La reine de Navarre, Isabelle, épouse de Ferdinand d'Aragon, ayant beaucoup entendu parler de ses miracles, et lu avec grand plaisir son livre des sept Armes spirituelles, que lui envoya le cardinal Capranite, mit sous sa protection son époux et son royaume. Cette dévotion eut sa récompense, car en 1463, alors que son trône courait le plus grand danger, le roi de Naples, au moment où l'on pouvait le moins s'y attendre, remporta une victoire décisive qui le délivra de ses ennemis. Isabelle voulut prouver sa reconnaissance d'une manière digne de son rang. Elle se rendit à Bologne deux ans après, 1465, et après être entrée au couvent des Clarisses, elle ôta sa couronne et la mit sur la tête de sainte Catherine, en disant avec effusion : « Je sais, vierge bienheureuse, que c'est par votre intercession que le trône de Naples a été rendu à mon époux, à moi et à mes enfants ; je viens acquitter ma dette envers celle à qui je suis le plus redevable après Dieu : nous ne possédons qu'un royaume passager, tandis que le vôtre est éternel ; cette couronne vous convient donc mieux qu'à moi : je vous prie de vouloir bien la recevoir pour toujours et de me prendre sous votre protection ». Ensuite Isabelle mit au doigt de la sainte abbesse sa bague, ornée d'un diamant très-précieux ; et, après avoir fait une généreuse aumône au couvent, elle retourna à Naples, où elle mourut pieusement quelques mois après.
Au bout d'un certain temps, avec l'autorisation de deux cardinaux, le légat du Pape et l'archevêque de Bologne, on transporta le corps de sainte Catherine, toujours assis sur le même siège, dans une chambre que l'on convertit en chapelle.

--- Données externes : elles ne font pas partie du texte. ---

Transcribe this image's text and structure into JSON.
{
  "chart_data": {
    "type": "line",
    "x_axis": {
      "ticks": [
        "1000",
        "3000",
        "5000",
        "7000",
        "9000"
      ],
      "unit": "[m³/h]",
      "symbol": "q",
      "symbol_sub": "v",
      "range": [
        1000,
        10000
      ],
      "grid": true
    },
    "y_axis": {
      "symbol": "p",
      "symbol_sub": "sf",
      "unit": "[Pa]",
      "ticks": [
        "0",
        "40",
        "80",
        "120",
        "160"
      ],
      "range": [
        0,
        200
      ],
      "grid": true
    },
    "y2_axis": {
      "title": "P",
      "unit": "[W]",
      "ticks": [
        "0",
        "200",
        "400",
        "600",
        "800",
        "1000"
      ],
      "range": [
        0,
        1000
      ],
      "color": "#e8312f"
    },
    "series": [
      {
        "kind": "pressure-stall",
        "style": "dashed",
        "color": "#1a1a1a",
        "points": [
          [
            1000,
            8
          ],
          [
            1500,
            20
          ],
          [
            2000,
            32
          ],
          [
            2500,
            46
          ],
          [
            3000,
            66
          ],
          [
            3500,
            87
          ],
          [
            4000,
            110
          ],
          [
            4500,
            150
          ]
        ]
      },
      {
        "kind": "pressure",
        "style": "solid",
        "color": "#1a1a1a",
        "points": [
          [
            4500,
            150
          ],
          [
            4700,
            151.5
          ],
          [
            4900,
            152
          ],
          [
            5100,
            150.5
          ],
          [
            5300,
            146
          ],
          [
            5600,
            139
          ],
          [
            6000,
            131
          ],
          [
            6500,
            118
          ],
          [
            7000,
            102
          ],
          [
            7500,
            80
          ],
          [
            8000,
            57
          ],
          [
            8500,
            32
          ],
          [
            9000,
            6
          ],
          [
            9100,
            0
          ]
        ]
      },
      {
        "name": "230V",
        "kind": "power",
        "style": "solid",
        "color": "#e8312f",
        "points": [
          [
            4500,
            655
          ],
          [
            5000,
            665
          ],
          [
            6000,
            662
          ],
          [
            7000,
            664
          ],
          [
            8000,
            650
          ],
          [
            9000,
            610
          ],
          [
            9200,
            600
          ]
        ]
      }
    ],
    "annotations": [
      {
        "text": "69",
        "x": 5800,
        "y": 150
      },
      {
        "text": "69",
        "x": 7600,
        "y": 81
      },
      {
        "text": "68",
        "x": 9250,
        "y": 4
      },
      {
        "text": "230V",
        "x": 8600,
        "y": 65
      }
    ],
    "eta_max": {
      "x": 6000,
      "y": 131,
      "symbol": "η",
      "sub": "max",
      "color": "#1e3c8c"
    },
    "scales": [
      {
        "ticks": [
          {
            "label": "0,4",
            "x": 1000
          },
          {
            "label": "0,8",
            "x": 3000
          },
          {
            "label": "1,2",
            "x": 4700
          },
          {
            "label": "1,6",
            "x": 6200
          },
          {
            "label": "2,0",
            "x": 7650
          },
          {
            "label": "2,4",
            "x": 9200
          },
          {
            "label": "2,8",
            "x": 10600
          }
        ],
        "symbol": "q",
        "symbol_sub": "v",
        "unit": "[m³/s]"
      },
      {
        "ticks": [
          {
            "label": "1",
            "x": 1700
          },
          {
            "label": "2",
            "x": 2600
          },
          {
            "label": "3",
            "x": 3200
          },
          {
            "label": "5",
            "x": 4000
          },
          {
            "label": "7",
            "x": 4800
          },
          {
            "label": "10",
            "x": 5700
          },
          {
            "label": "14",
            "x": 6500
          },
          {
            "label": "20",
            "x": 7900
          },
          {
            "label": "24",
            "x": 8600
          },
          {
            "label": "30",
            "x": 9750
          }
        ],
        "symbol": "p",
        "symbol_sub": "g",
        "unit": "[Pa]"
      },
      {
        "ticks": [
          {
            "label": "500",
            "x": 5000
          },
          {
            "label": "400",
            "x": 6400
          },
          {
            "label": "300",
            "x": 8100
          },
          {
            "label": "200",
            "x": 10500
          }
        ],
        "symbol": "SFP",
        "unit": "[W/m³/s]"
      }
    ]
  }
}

Ce siège, dont elle s'était servi pendant sa vie, finit enfin, après plus de cent ans, par être détérioré ; on le remplaça par un autre artistement sculpté et orné de riches dorures. La tête de la Sainte porte une couronne d'or ; ses mains et ses pieds sont couverts de pierreries ; la main droite tient un crucifix, la gauche repose sur un livre, dans la reliure duquel des perles sont enchâssées. Tout le corps est enveloppé d'habits magnifiques et d'un manteau d'étoffe précieuse. Ces diverses parures sont les dons de plusieurs personnes remarquables, entre lesquelles on doit citer Charles Borromée, qui l'invoquait souvent comme sa protectrice toute spéciale. Ce corps est assurément l'une des reliques les plus remarquables et les mieux conservées que possède l'Italie.

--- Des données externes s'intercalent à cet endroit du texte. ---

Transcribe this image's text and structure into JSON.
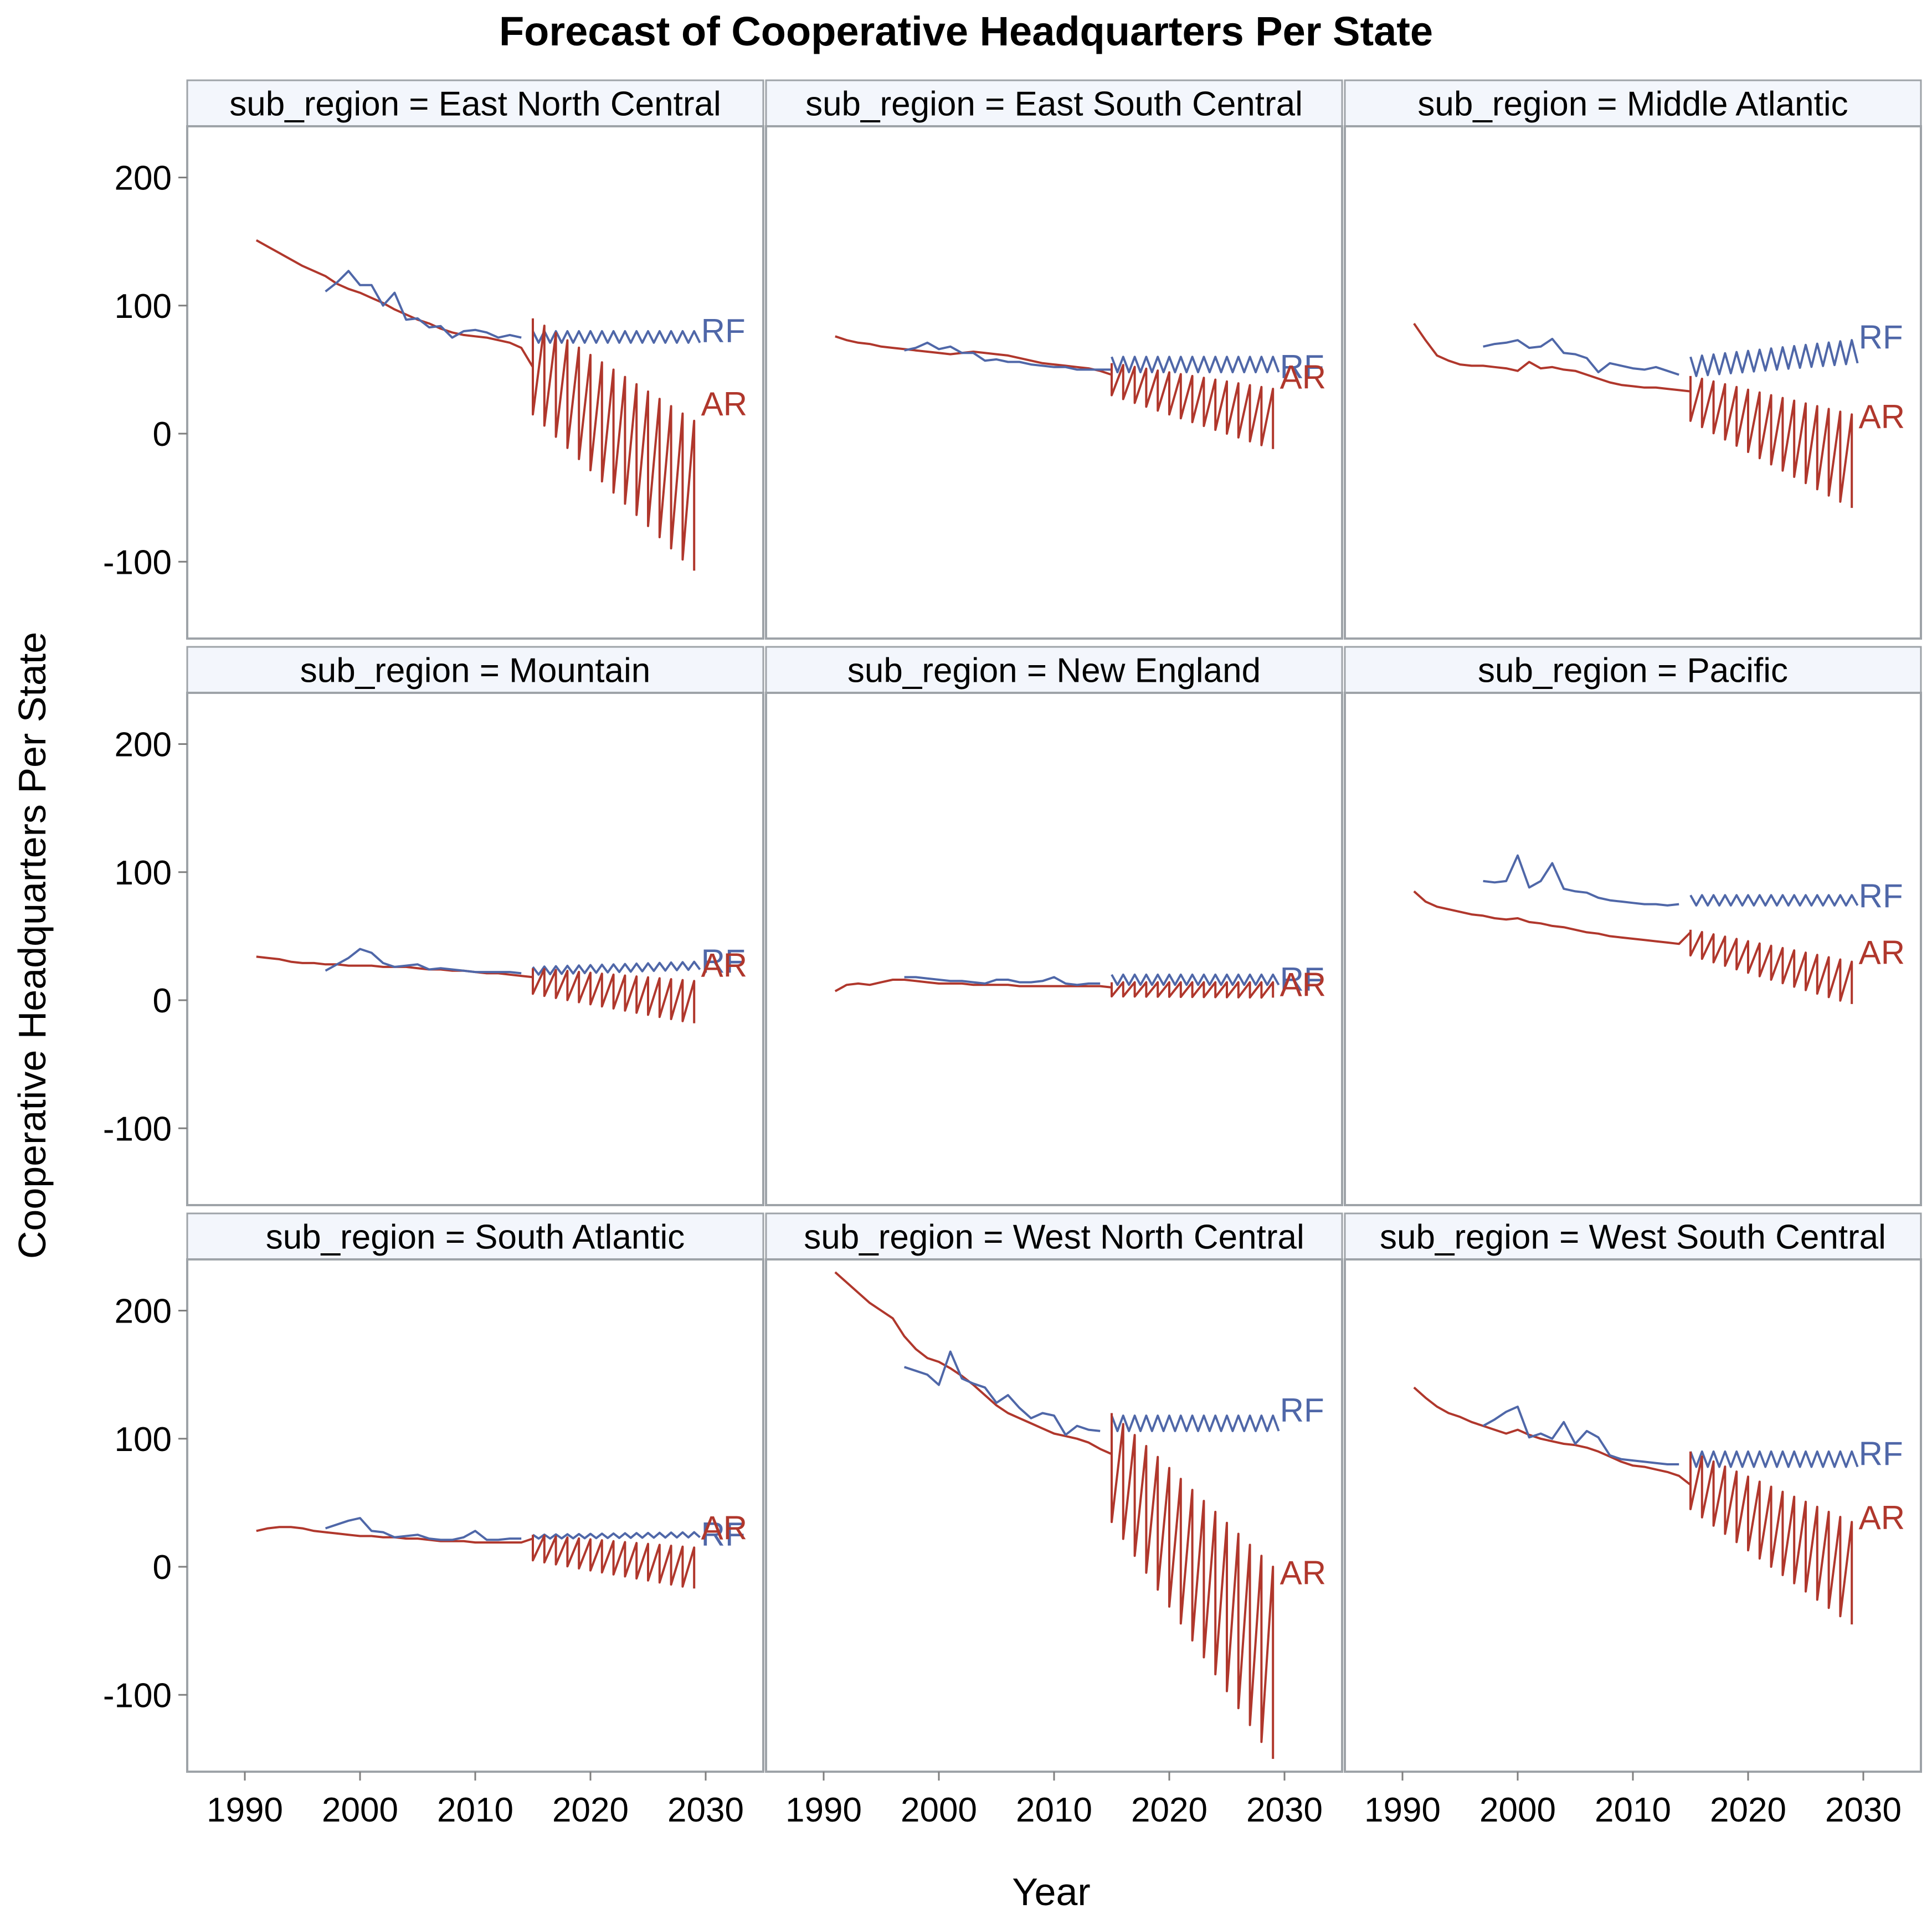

Monsieur le secrétaire de l'archevêché de Bologne, Dom Francesco Fantoni, nous écrivait, le 27 novembre 1858, sur les reliques de sainte Catherine, une lettre en italien, dont voici la traduction française :
« Monsieur,
« Voici quelques renseignements sur notre sainte Catherine. Je n'ai pu me transporter moi-même au sanctuaire pour observer minutieusement chaque chose ; mais j'ai chargé de ce soin une dame sur le bon sens, la grande intelligence et l'instruction de laquelle je puis compter : c'est Mlle Levis ; j'ai l'honneur de vous transmettre la lettre qu'elle m'a adressée. J'ai vu moi-même bien souvent ce que cette lettre rapporte ; cela est connu de tout le monde, parce que, chaque année, pendant huit jours consécutifs, du 9 au 16 mars, les populations accourent en foule, de la ville et de la campagne, pour voir la Sainte et baiser son pied vénéré. Cependant, j'ai voulu que la personne qui aurait à en faire le récit, pût dire avoir eu toute liberté pour voir, toucher, observer par elle-même. En effet, d'après l'ordre que j'en avais donné au gardien du sanctuaire, il y a introduit mon envoyée, et lui a fait tout voir. Je pense avoir satisfait ainsi au désir qu'exprime votre lettre ».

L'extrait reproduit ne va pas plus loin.